There are some, though, who see it as an overstep by the state legislature.
Senate Bill 22-238 would allow the average homeowner to save about $274 in 2023, a summary of the bill reads, and would prevent most business owners from experiencing a tax increase.
That projection is based on a $500,000 home value. The average home value in Morgan County is now about $300,000, Realtor Stacey Martindale said, meaning that while it is equitable, Eastern Colorado homeowners will realize about $100 less in savings than their Front Range neighbors. The bill provides $700 million in tax relief over two years.
“Rising property values bring a price tag of higher property taxes. I dislike taxes in general, but property taxes are the worst kind of tax,” said Rep. Patrick Neville, R-Castle Rock, one the bill’s primary sponsors with Rep. Mike Weissman, D-Aurora, Sen. Chris Hansen, D-Denver, and Sen. Bob Rankin, R-Carbondale.
The bill passed by a 33-2 vote in the Senate and Friday with unanimous approval in the House. Sen. Jerry Sonnenberg, R-Sterling, was one of two in the legislature to oppose, a decision he said weighed heavily when considering his constituents.
“People are paying higher property taxes because of the increased valuations,” Sonnenberg said. “The county commissioners have the power to mitigate those increases and should do so rather than a one-size-fits-all state approach.”
In concurrence between the House and Senate legislation before sending the bill to the governor, Sonnenberg supported the legislation, again weighing the opportunity for tax relief on property owners in his district, he said.

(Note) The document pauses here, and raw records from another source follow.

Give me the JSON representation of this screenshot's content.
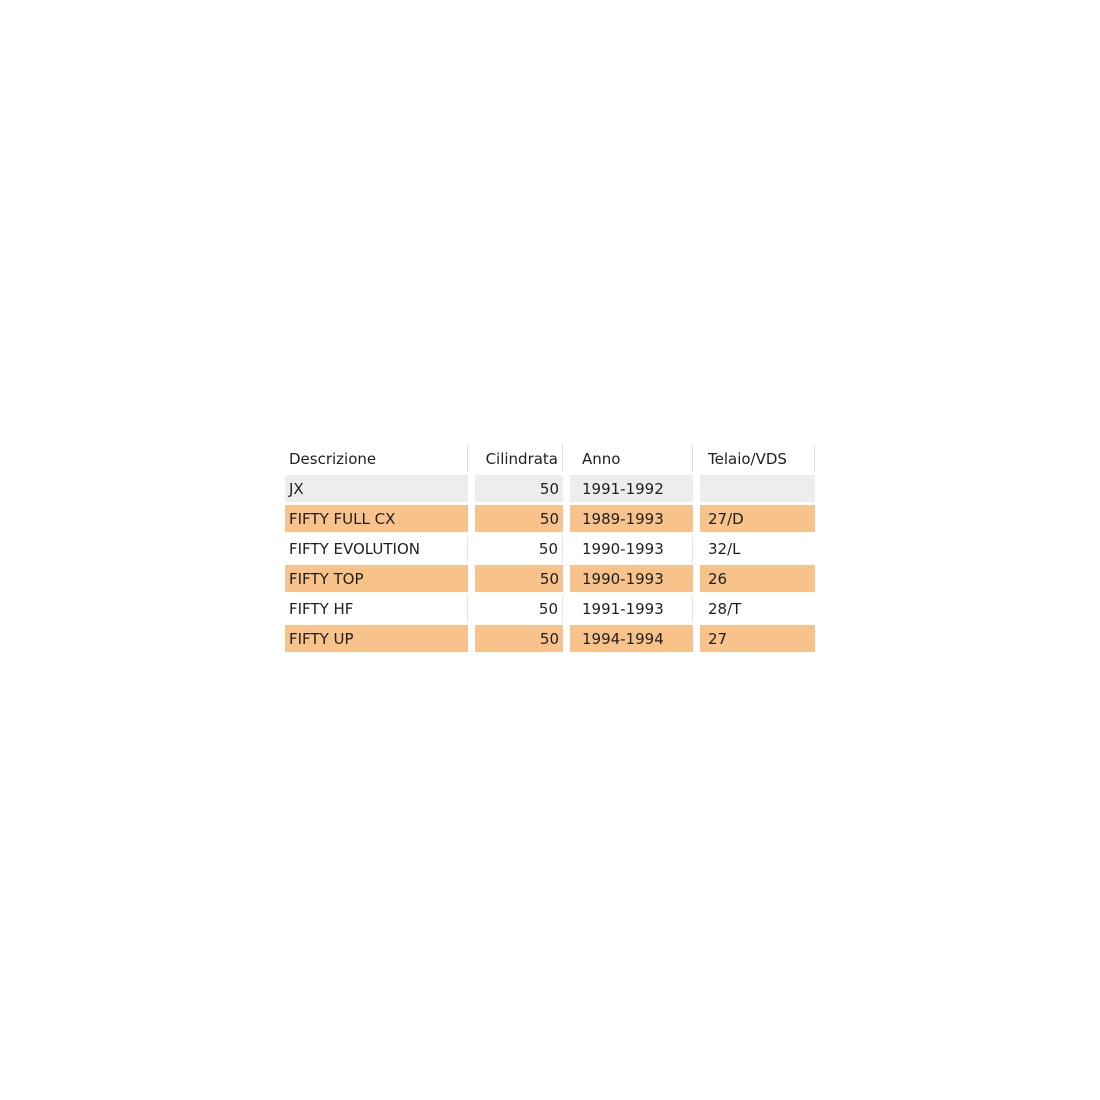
{
  "table": {
    "columns": [
      {
        "key": "descrizione",
        "label": "Descrizione"
      },
      {
        "key": "cilindrata",
        "label": "Cilindrata"
      },
      {
        "key": "anno",
        "label": "Anno"
      },
      {
        "key": "telaio_vds",
        "label": "Telaio/VDS"
      }
    ],
    "rows": [
      {
        "descrizione": "JX",
        "cilindrata": "50",
        "anno": "1991-1992",
        "telaio_vds": "",
        "bg": "gray"
      },
      {
        "descrizione": "FIFTY FULL CX",
        "cilindrata": "50",
        "anno": "1989-1993",
        "telaio_vds": "27/D",
        "bg": "orange"
      },
      {
        "descrizione": "FIFTY EVOLUTION",
        "cilindrata": "50",
        "anno": "1990-1993",
        "telaio_vds": "32/L",
        "bg": "white"
      },
      {
        "descrizione": "FIFTY TOP",
        "cilindrata": "50",
        "anno": "1990-1993",
        "telaio_vds": "26",
        "bg": "orange"
      },
      {
        "descrizione": "FIFTY HF",
        "cilindrata": "50",
        "anno": "1991-1993",
        "telaio_vds": "28/T",
        "bg": "white"
      },
      {
        "descrizione": "FIFTY UP",
        "cilindrata": "50",
        "anno": "1994-1994",
        "telaio_vds": "27",
        "bg": "orange"
      }
    ],
    "colors": {
      "row_orange": "#F8C28B",
      "row_gray": "#EDEDEC",
      "row_white": "#FFFFFF",
      "text": "#1F1F1F",
      "header_divider": "#DCDCDC"
    }
  }
}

“The legislation we passed will prevent tax increases on many small businesses,” Weissman said. “It builds on our earlier work to lower property taxes for homeowners and businesses.”
The bill allocates $500 million in 2023 to reduce the residential property tax from 6.95 percent to 6.76 percent and the nonresidential property tax rate from 29 percent to 27.9 percent. The bill also reduces the taxable value for residential properties by $15,000 and commercial properties by $30,000.
While she supports property tax relief because of valuations that have increased drastically, its a local control issue, Martindale said, better left to elected officials who understand local budget constraints.
“People are paying higher property tax because of rising valuations, but I feel it needs to be left up to the county commissioners to make the decision,” Martindale said.
An additional $200 million will be committed in 2024 to extend property tax relief in the shell game of increasing valuations on homeowners and then reducing taxes.
Rising expenses in the current economy make tax relief reasonable, Neville said.
“Lowering property taxes will help with the inflationary pressures families are experiencing and is much needed in Colorado,” he said.
Added Weissman: “We’ve been hard at work saving Coloradans money everywhere we can.”
House Bill 22-1416, related to reforming property tax assessments by Majority Leader Rep. Daneya Esgar, D-Pueblo, and Neville, also unanimously passed the House. The bill requires assessors to provide property owners with an estimate of their tax liability as well as information about how they can protest their assessed property values, which many counties already do. It would also allow for fast tracking of appeals and would require publishing of the assessor’s handbook, which details procedures used in the appraisal process.